With the Supreme Court staying Reserve Bank of India’s directive to banks for filing bankruptcy proceedings against defaulting borrowers, lenders are hoping to resolve at least eight power sector accounts worth ₹70,000 crore out of the 20 cases that were headed to the National Company Law Tribunal (NCLT).

Two-month window

The next hearing in the matter is in November, which means there will be a two-month window by which banks and their borrowers can work out a resolution outside NCLT.

Most of the resolutions are expected to happen through fresh infusion of equity by investors, in which existing promoters will either exit or see their stake reduce substantially.

According to bankers, out of the 20 power projects that were referred to the NCLT, eight are likely to be resolved outside the bankruptcy court. The total bank debt in these 20 projects is about ₹2 lakh crore.

Eight power projects totalling 13,000 MW, have a debt of about ₹70,000 crore and are in the final stages of resolution.

“The Supreme Court order has provided a great relief to power sector stressed assets. This would provide time for bankers to finalise a resolution plan for about 13 GW of projects which are presently in their final stages of resolution,” Ashok Khurana, director general, Association of Power Producers (APP), told The Hindu .

The power projects at final stages of negotiation with the lenders include those of Prayagraj Power, Lanco Infratech, Jaypee Power Ventures, KSK Mahanadi, Coastal Energy, Avantha Power and SKS Power.

Vishrov Mukerjee, partner at J. Sagar Associates, believes that the immediate threat of moving the NCLT now gets abated. “The projects that are close to resolution by the banks should be allowed to go through, or it becomes counter productive,” Mr.
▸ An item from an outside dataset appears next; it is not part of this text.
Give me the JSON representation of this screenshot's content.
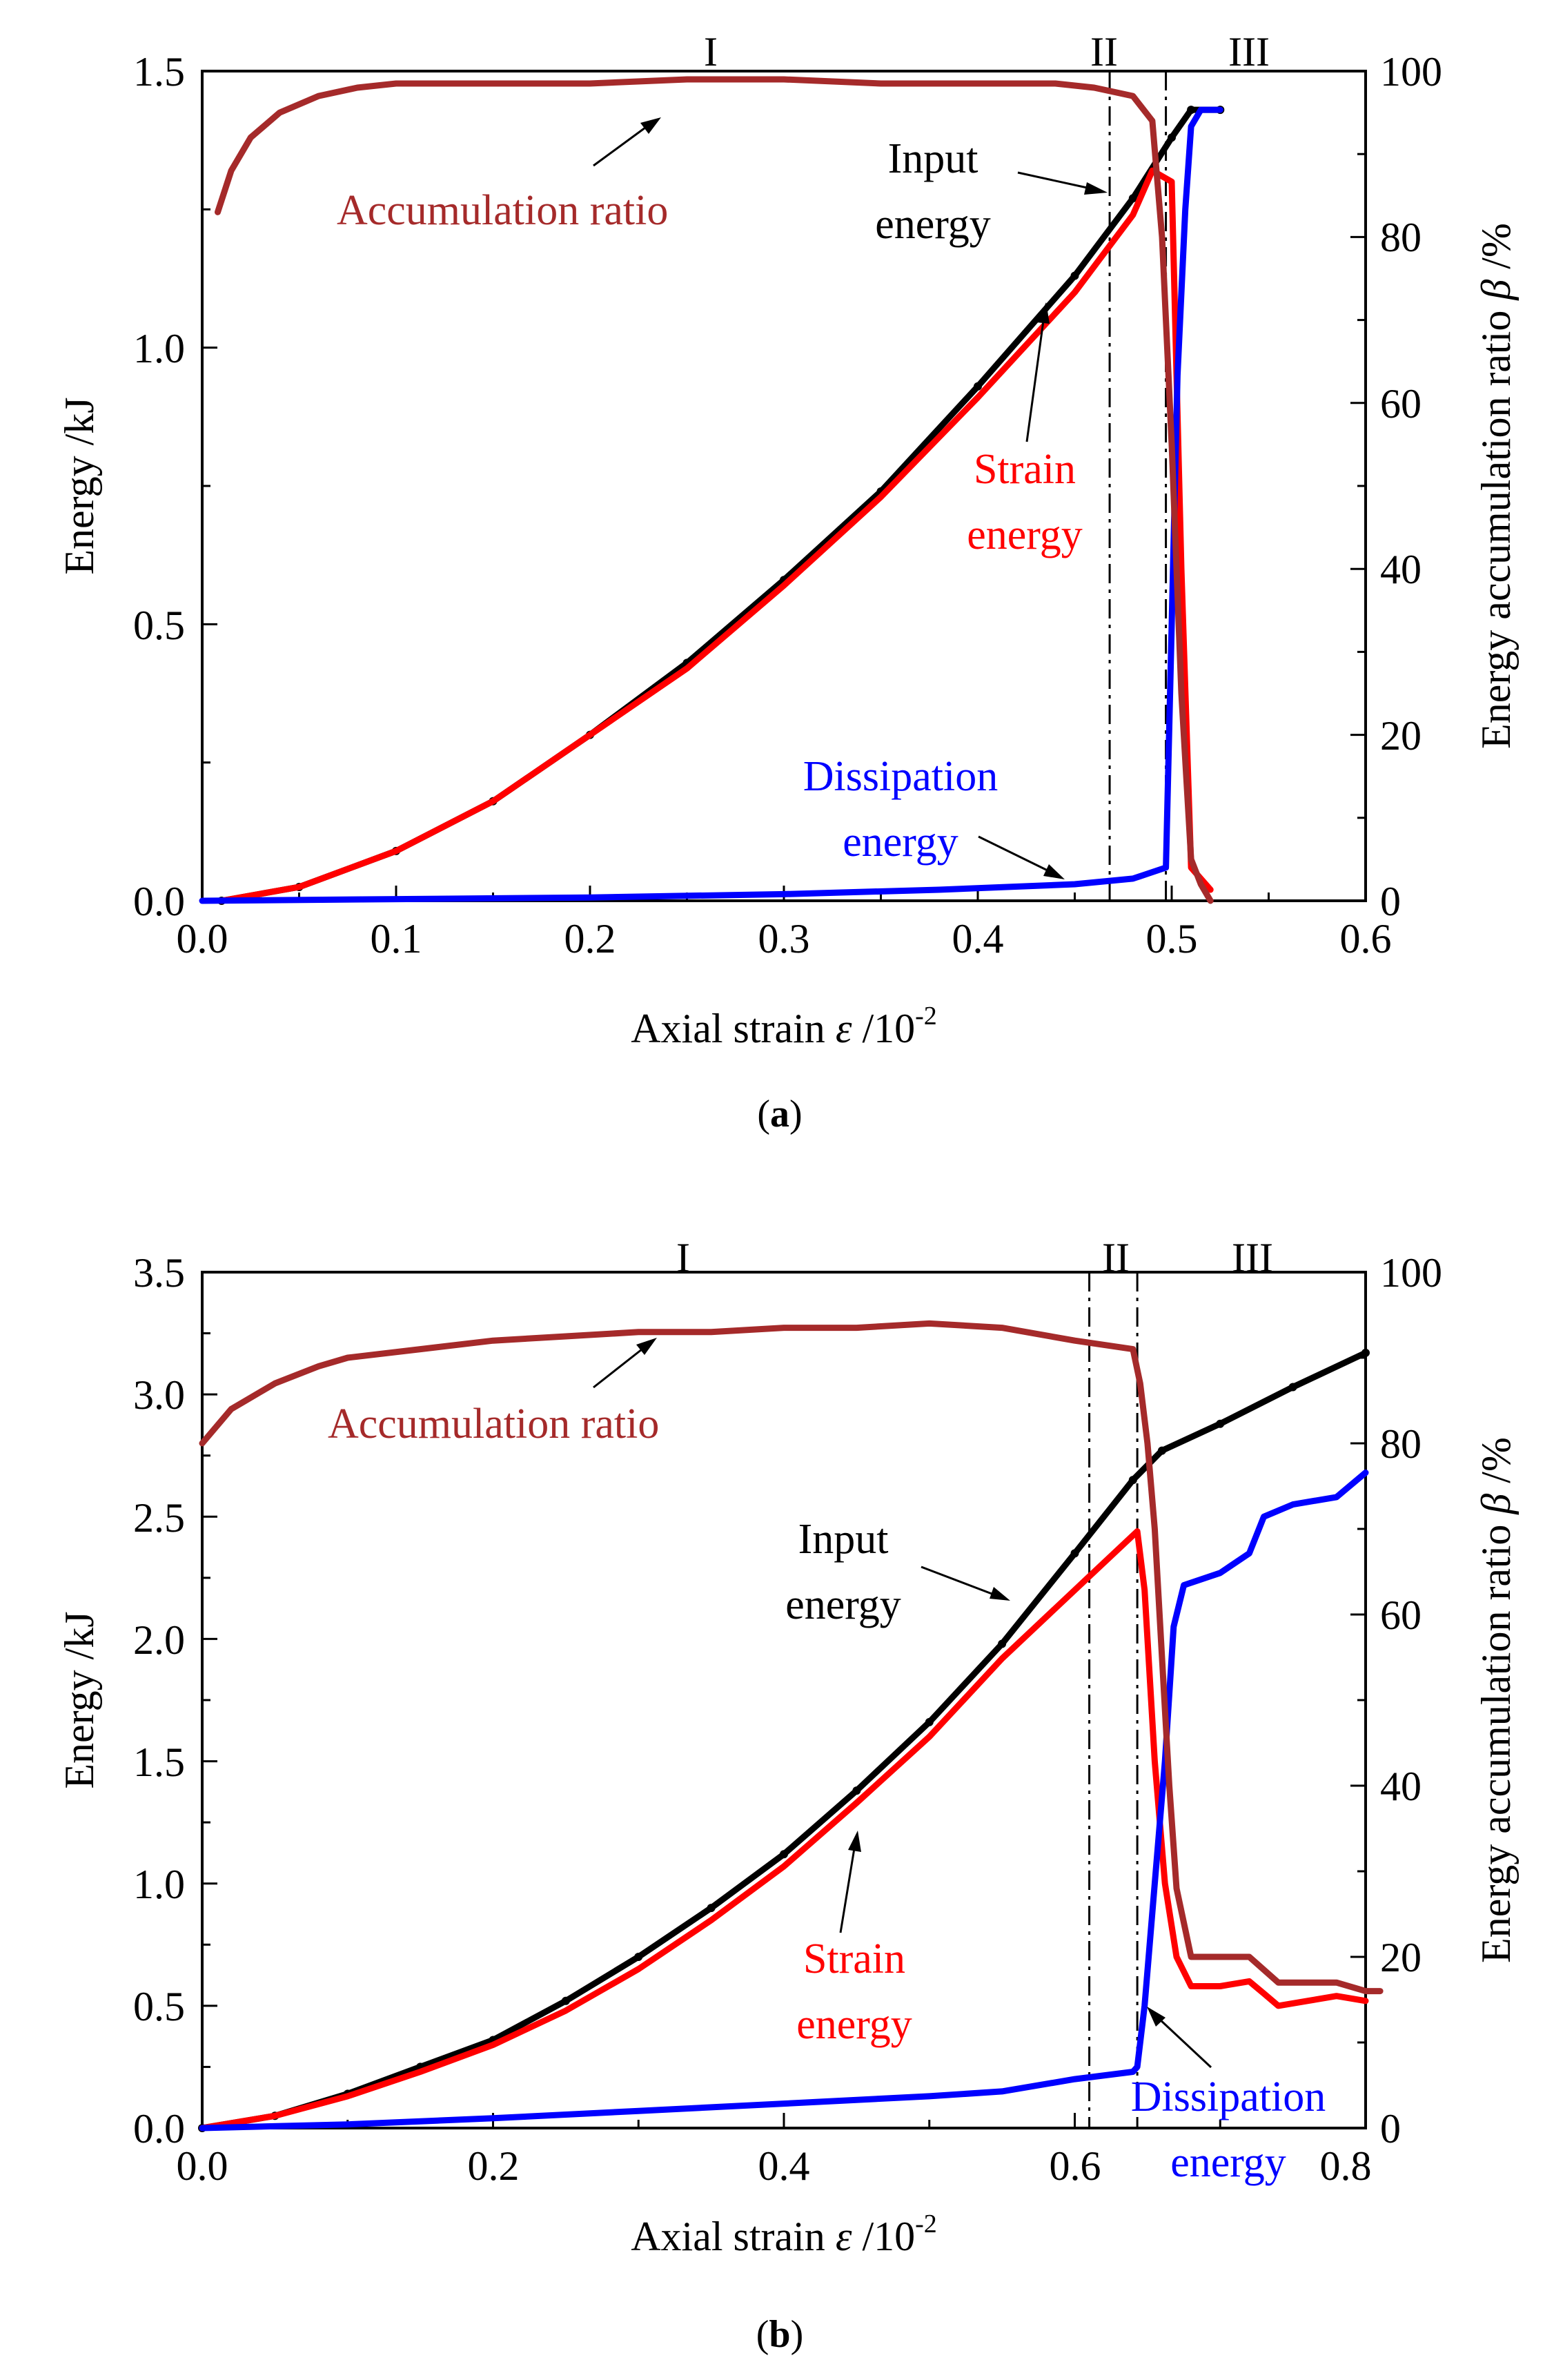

Mukerjee said.

Borrowers are also expecting a clarification from the banking regulator following the Supreme Court order. While the SC order was in respect to power, textile and shipping sectors, borrowers in other sectors are now hopeful of getting a similar relief.

“This has set a precedent, so we have also moved court for more time,” said a senior official of a construction firm. Experts said while consistency around regulation is the key to investor confidence, there are cases facing genuine issues.